Favored by some anti-gay conservatives, the widely discredited practice pushes gay or lesbian minors to change their sexual orientations and transgender children to identify as the gender identities assigned to them at birth.
Washington is one of 26 states that have banned or restricted such therapy for minors. In 2013, California became the first state in the union to ban the practice on minors.
“This is a victory for LGBTQ+ civil rights. The research is clear — conversion therapy does not work, and can be particularly harmful to minors,” Washington Attorney General Bob Ferguson said in a statement.
The Supreme Court’s decision to not hear the case means the Washington law stays in place, and that the lower court ruling remains.
The U.S. Court of Appeals for the Ninth Circuit said the government can regulate the conduct of medical professionals, especially when it concerns the safety of minors.

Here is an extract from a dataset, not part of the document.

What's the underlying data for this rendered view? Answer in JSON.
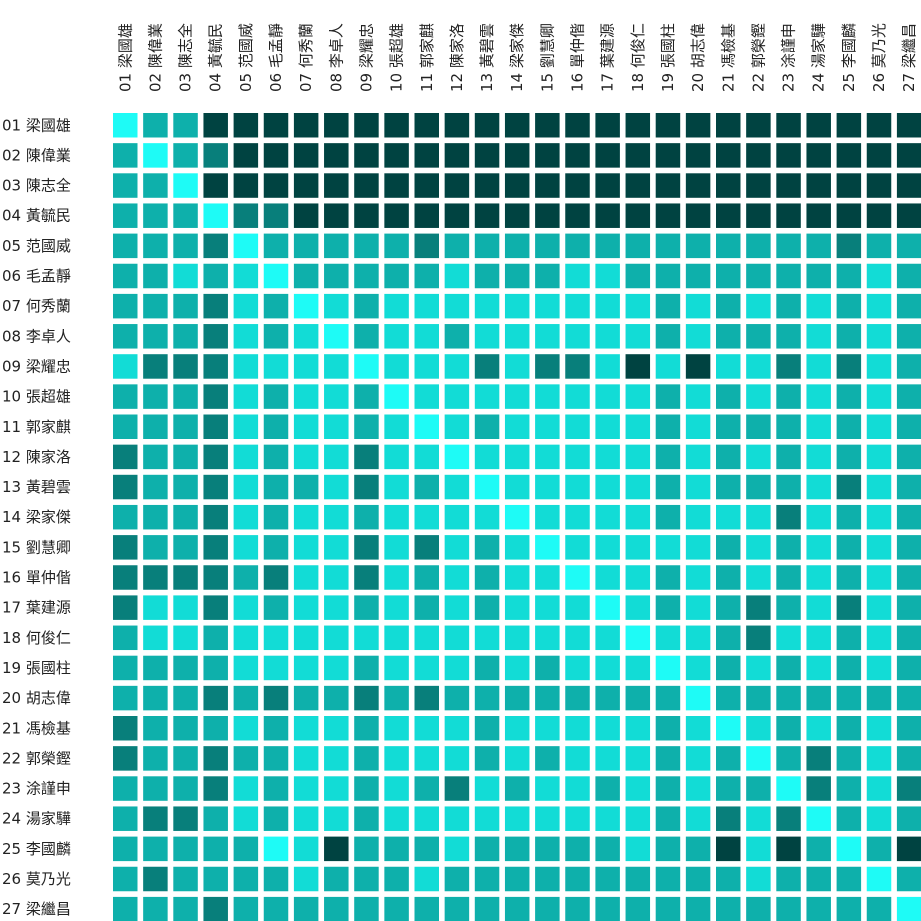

Justices Clarence Thomas, Samuel Alito and Brett Kavanaugh said they would have heard the appeal.
In his dissent, Thomas claimed the existence of “a fierce public debate over how best to help minors with gender dysphoria” and that the state had “silenced one side of this debate.”
In a separate brief opinion, Alito said the case “presents a question of national importance” that clearly implicates free speech issues.
Conversion therapy became infamous after the 2007 “South Park” episode “Cartman Sucks.” Butters Stotch’s parents think he is “bi-curious” and send to him a pray-the-gay-away camp, where several youth commit suicide after being told they are sexually confused.
More than 75,000 LGBT youth in the United States and before they reach adulthood will be subjected to the dangerous and discredited practice of conversion therapy from a licensed healthcare professional or a religious or spiritual advisory, according to a 2018 study from the Williams Institute at the UCLA School of Law.
Every respected medical and mental health organization in the world considers attempts to change sexual orientation and gender identity potentially dangerous. The American Psychiatric Association says that sexual orientation change efforts can lead to “anxiety, depression, and self-destructive behavior,” including suicide.
The American Psychological Association says, “There is simply no sufficiently scientifically sound evidence that sexual orientation can be changed.”
Brian Tingley, a licensed marriage and family counselor, said the law violates his free speech rights under the Constitution’s First Amendment because the government is seeking to dictate what he says.
“The law clearly violates the First Amendment by censoring counselors like Brian, and that ultimately hurts his clients,” said John Bursch, a lawyer at Alliance Defending Freedom, a conservative Christian legal group that represents Tingley.
Tingley, his lawyers said in court papers, “believes that the sex each person receives at conception is not an accident or error but rather a gift from God” and sexual relationships should occur only “between one man and one woman mutually committed through marriage.”
Tingley markets his business on those grounds, serving clients who “want to become comfortable with their biological sex” or seek “help to direct their focus to opposite-sex relationships,” the lawyers said.
The Alliance Defending Freedom has had recent success arguing religious rights and related cases at the court.
Ferguson, defending the law, said in court papers that it was not a pressing issue considering that Tingley is the only licensed therapist in the state who has objected to it.
The state argued that the law, enacted in 2018, regulates conduct only as part of a professional licensing requirement and has only an incidental impact on speech rights.
The law prevents licensed therapists from conducting conversion therapy only in professional settings, Ferguson added, noting that it does not prevent similar counseling from taking place in other settings, including churches.